I argued something similar a couple of years ago when I provocatively floated the idea of changing DFID to the Department for International Development and Stabilisation.

In truth, DFID has already improved its engagement with fragile states. DFID doubled the number of its Senior Civil Service (SCS) led overseas offices (11 to 23) and staff overseas (597 to 1173) from 1999 to 2009.  

More money is being devoted to fragile states. Of the £8.9 billion spent by the UK in Iraq over the period 2002/03 to 2008/09, just over £1 billion was spent on development programmes, quick impact projects and other expenditure by DFID and the FCO. Half of this came from DFID as humanitarian aid, reconstruction of power and water supplies in Basra, and projects to build the capability of government in Baghdad. Generally, DFID has shifted resources markedly to fragile states, in response to the 2006 White Paper; but the limited data available suggests no significant change on the share of conflict or humanitarian programmes.  

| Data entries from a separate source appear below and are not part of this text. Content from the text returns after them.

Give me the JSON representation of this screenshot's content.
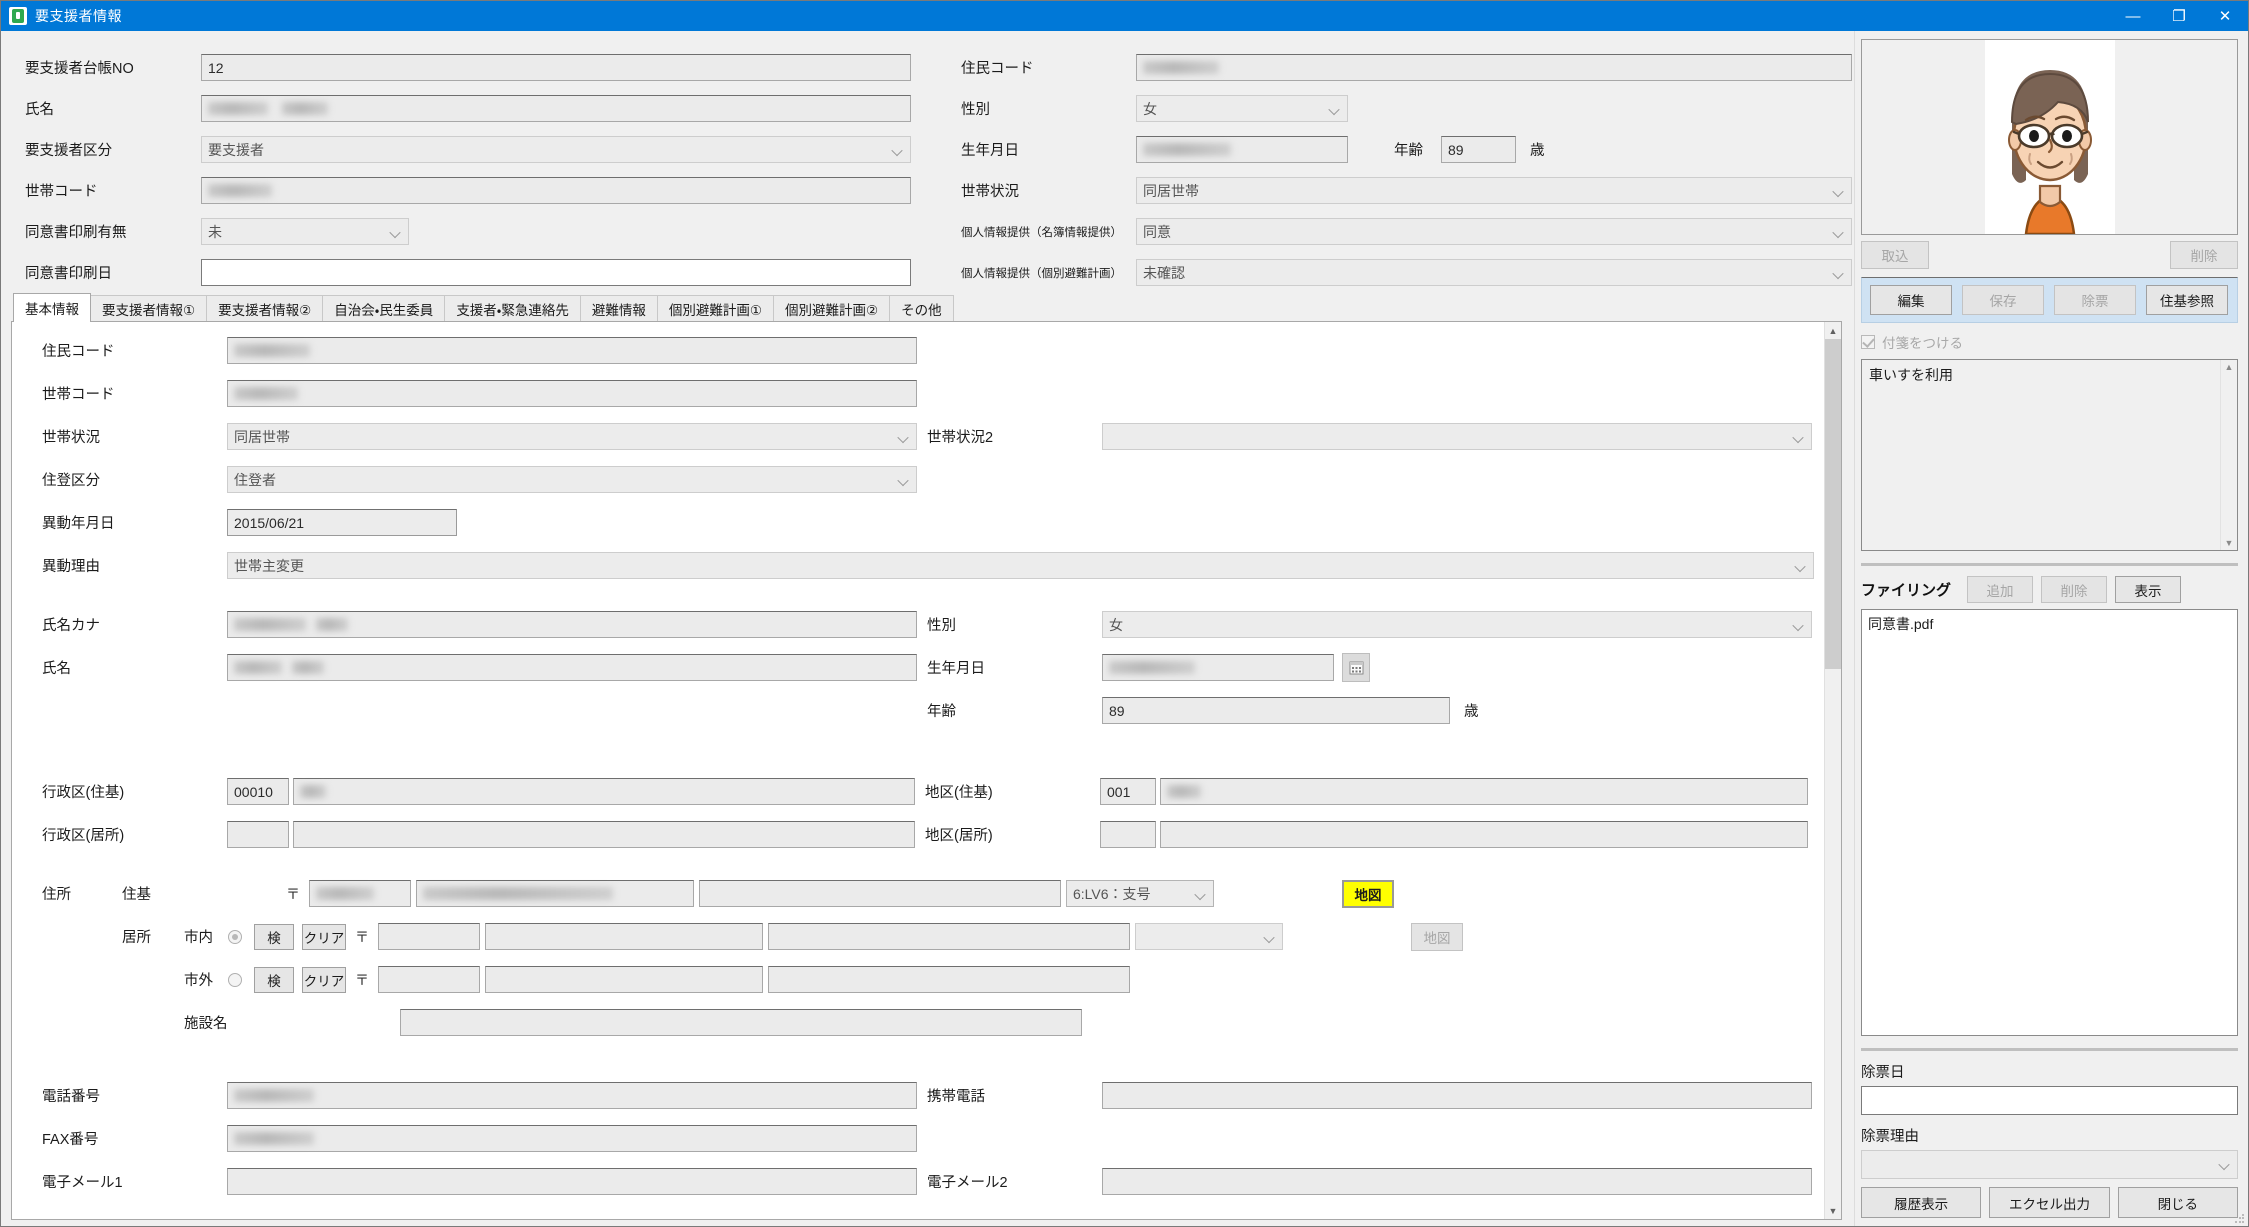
{
  "window": {
    "title": "要支援者情報",
    "icon": "app-icon",
    "minimize": "—",
    "maximize": "❐",
    "close": "✕"
  },
  "header": {
    "left_fields": [
      {
        "label": "要支援者台帳NO",
        "value": "12",
        "type": "text",
        "masked": false
      },
      {
        "label": "氏名",
        "value": "",
        "type": "text",
        "masked": true,
        "mask_w": 120
      },
      {
        "label": "要支援者区分",
        "value": "要支援者",
        "type": "combo",
        "masked": false
      },
      {
        "label": "世帯コード",
        "value": "",
        "type": "text",
        "masked": true,
        "mask_w": 90
      },
      {
        "label": "同意書印刷有無",
        "value": "未",
        "type": "combo-small",
        "masked": false
      },
      {
        "label": "同意書印刷日",
        "value": "",
        "type": "text-white",
        "masked": false
      }
    ],
    "right_fields": [
      {
        "label": "住民コード",
        "value": "",
        "type": "text",
        "masked": true,
        "mask_w": 85
      },
      {
        "label": "性別",
        "value": "女",
        "type": "combo-mid",
        "masked": false
      },
      {
        "label": "生年月日",
        "value": "",
        "type": "date",
        "masked": true,
        "mask_w": 90
      },
      {
        "label": "世帯状況",
        "value": "同居世帯",
        "type": "combo-wide",
        "masked": false
      },
      {
        "label": "個人情報提供（名簿情報提供）",
        "value": "同意",
        "type": "combo-wide",
        "small_label": true
      },
      {
        "label": "個人情報提供（個別避難計画）",
        "value": "未確認",
        "type": "combo-wide",
        "small_label": true
      }
    ],
    "age_label": "年齢",
    "age_value": "89",
    "age_unit": "歳"
  },
  "tabs": [
    {
      "label": "基本情報",
      "active": true
    },
    {
      "label": "要支援者情報①",
      "active": false
    },
    {
      "label": "要支援者情報②",
      "active": false
    },
    {
      "label": "自治会・民生委員",
      "active": false
    },
    {
      "label": "支援者・緊急連絡先",
      "active": false
    },
    {
      "label": "避難情報",
      "active": false
    },
    {
      "label": "個別避難計画①",
      "active": false
    },
    {
      "label": "個別避難計画②",
      "active": false
    },
    {
      "label": "その他",
      "active": false
    }
  ],
  "basic_info": {
    "resident_code": {
      "label": "住民コード",
      "value": "",
      "masked": true,
      "mask_w": 85
    },
    "household_code": {
      "label": "世帯コード",
      "value": "",
      "masked": true,
      "mask_w": 70
    },
    "household_status": {
      "label": "世帯状況",
      "value": "同居世帯"
    },
    "household_status2": {
      "label": "世帯状況2",
      "value": ""
    },
    "resident_class": {
      "label": "住登区分",
      "value": "住登者"
    },
    "change_date": {
      "label": "異動年月日",
      "value": "2015/06/21"
    },
    "change_reason": {
      "label": "異動理由",
      "value": "世帯主変更"
    },
    "name_kana": {
      "label": "氏名カナ",
      "value": "",
      "masked": true,
      "mask_w": 115
    },
    "name": {
      "label": "氏名",
      "value": "",
      "masked": true,
      "mask_w": 105
    },
    "gender": {
      "label": "性別",
      "value": "女"
    },
    "birthdate": {
      "label": "生年月日",
      "value": "",
      "masked": true,
      "mask_w": 85
    },
    "age": {
      "label": "年齢",
      "value": "89",
      "unit": "歳"
    },
    "admin_district_juki": {
      "label": "行政区(住基)",
      "code": "00010",
      "name": "",
      "masked": true,
      "mask_w": 26
    },
    "admin_district_kyosho": {
      "label": "行政区(居所)",
      "code": "",
      "name": ""
    },
    "district_juki": {
      "label": "地区(住基)",
      "code": "001",
      "name": "",
      "masked": true,
      "mask_w": 34
    },
    "district_kyosho": {
      "label": "地区(居所)",
      "code": "",
      "name": ""
    },
    "address": {
      "label": "住所",
      "juki_label": "住基",
      "kyosho_label": "居所",
      "inside_label": "市内",
      "outside_label": "市外",
      "search_button": "検",
      "clear_button": "クリア",
      "postal_mark": "〒",
      "facility_label": "施設名",
      "facility_value": "",
      "juki_zip": "",
      "juki_zip_masked": true,
      "juki_addr": "",
      "juki_addr_masked": true,
      "level_select": "6:LV6：支号",
      "level_select2": "",
      "map_button": "地図",
      "map_button2": "地図",
      "inside_selected": true,
      "outside_selected": false
    },
    "phone": {
      "label": "電話番号",
      "value": "",
      "masked": true,
      "mask_w": 80
    },
    "mobile": {
      "label": "携帯電話",
      "value": ""
    },
    "fax": {
      "label": "FAX番号",
      "value": "",
      "masked": true,
      "mask_w": 80
    },
    "email1": {
      "label": "電子メール1",
      "value": ""
    },
    "email2": {
      "label": "電子メール2",
      "value": ""
    }
  },
  "right_panel": {
    "photo": {
      "name": "person-photo-elderly-woman",
      "alt": ""
    },
    "import_button": {
      "label": "取込",
      "disabled": true
    },
    "photo_delete_button": {
      "label": "削除",
      "disabled": true
    },
    "action_buttons": [
      {
        "label": "編集",
        "disabled": false
      },
      {
        "label": "保存",
        "disabled": true
      },
      {
        "label": "除票",
        "disabled": true
      },
      {
        "label": "住基参照",
        "disabled": false
      }
    ],
    "tag_checkbox": {
      "label": "付箋をつける",
      "checked": true,
      "disabled": true
    },
    "memo": "車いすを利用",
    "filing": {
      "title": "ファイリング",
      "add_button": {
        "label": "追加",
        "disabled": true
      },
      "delete_button": {
        "label": "削除",
        "disabled": true
      },
      "view_button": {
        "label": "表示",
        "disabled": false
      },
      "files": [
        "同意書.pdf"
      ]
    },
    "removal_date": {
      "label": "除票日",
      "value": ""
    },
    "removal_reason": {
      "label": "除票理由",
      "value": ""
    },
    "bottom_buttons": [
      {
        "label": "履歴表示"
      },
      {
        "label": "エクセル出力"
      },
      {
        "label": "閉じる"
      }
    ]
  },
  "colors": {
    "title_bar": "#0078d7",
    "accent_panel": "#cfe2f3",
    "map_highlight": "#ffff00"
  }
}
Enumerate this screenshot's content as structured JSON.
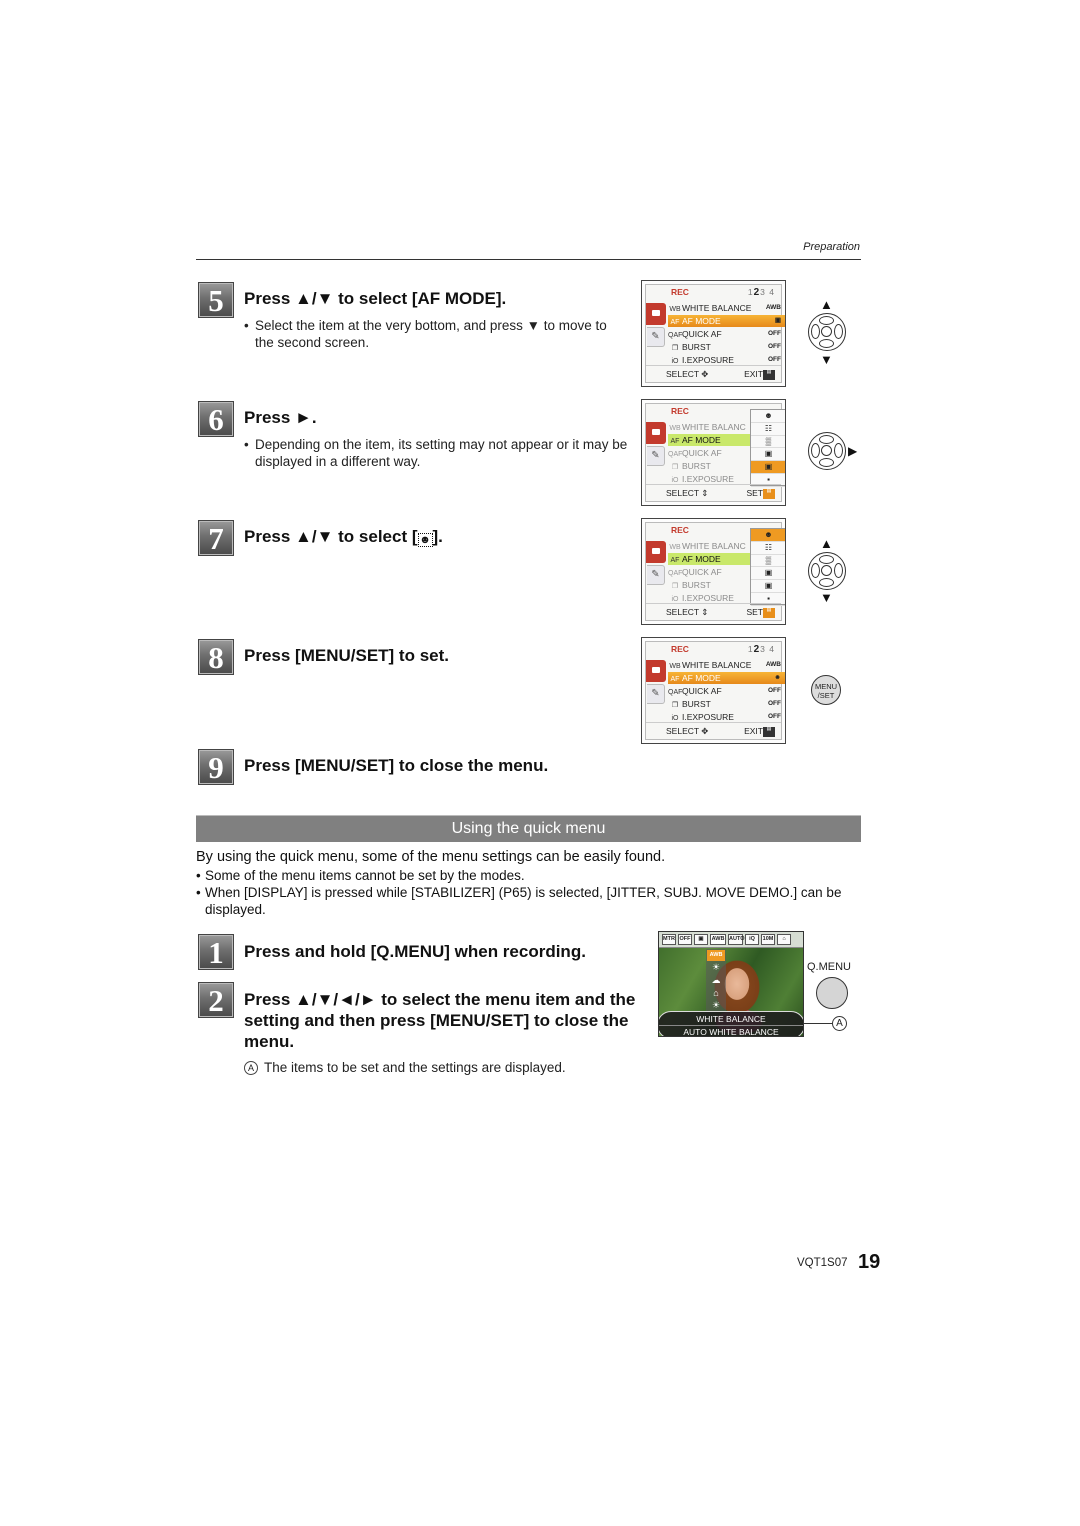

It may be a step too far to create a conflict-focused department, not least because of scepticism about the effectiveness of the World Bank. But at the very least, the new National Security Strategy should determine how important UK efforts in these countries are; and find the best mechanism to achieve UK aims. As part of this, DFID should review its commitment to allocate at least half of its new bilateral aid to fragile and conflict-affected states, its tripling of security and justice assistance, and consider setting a specific target for the proportion of security and justice assistance in these countries.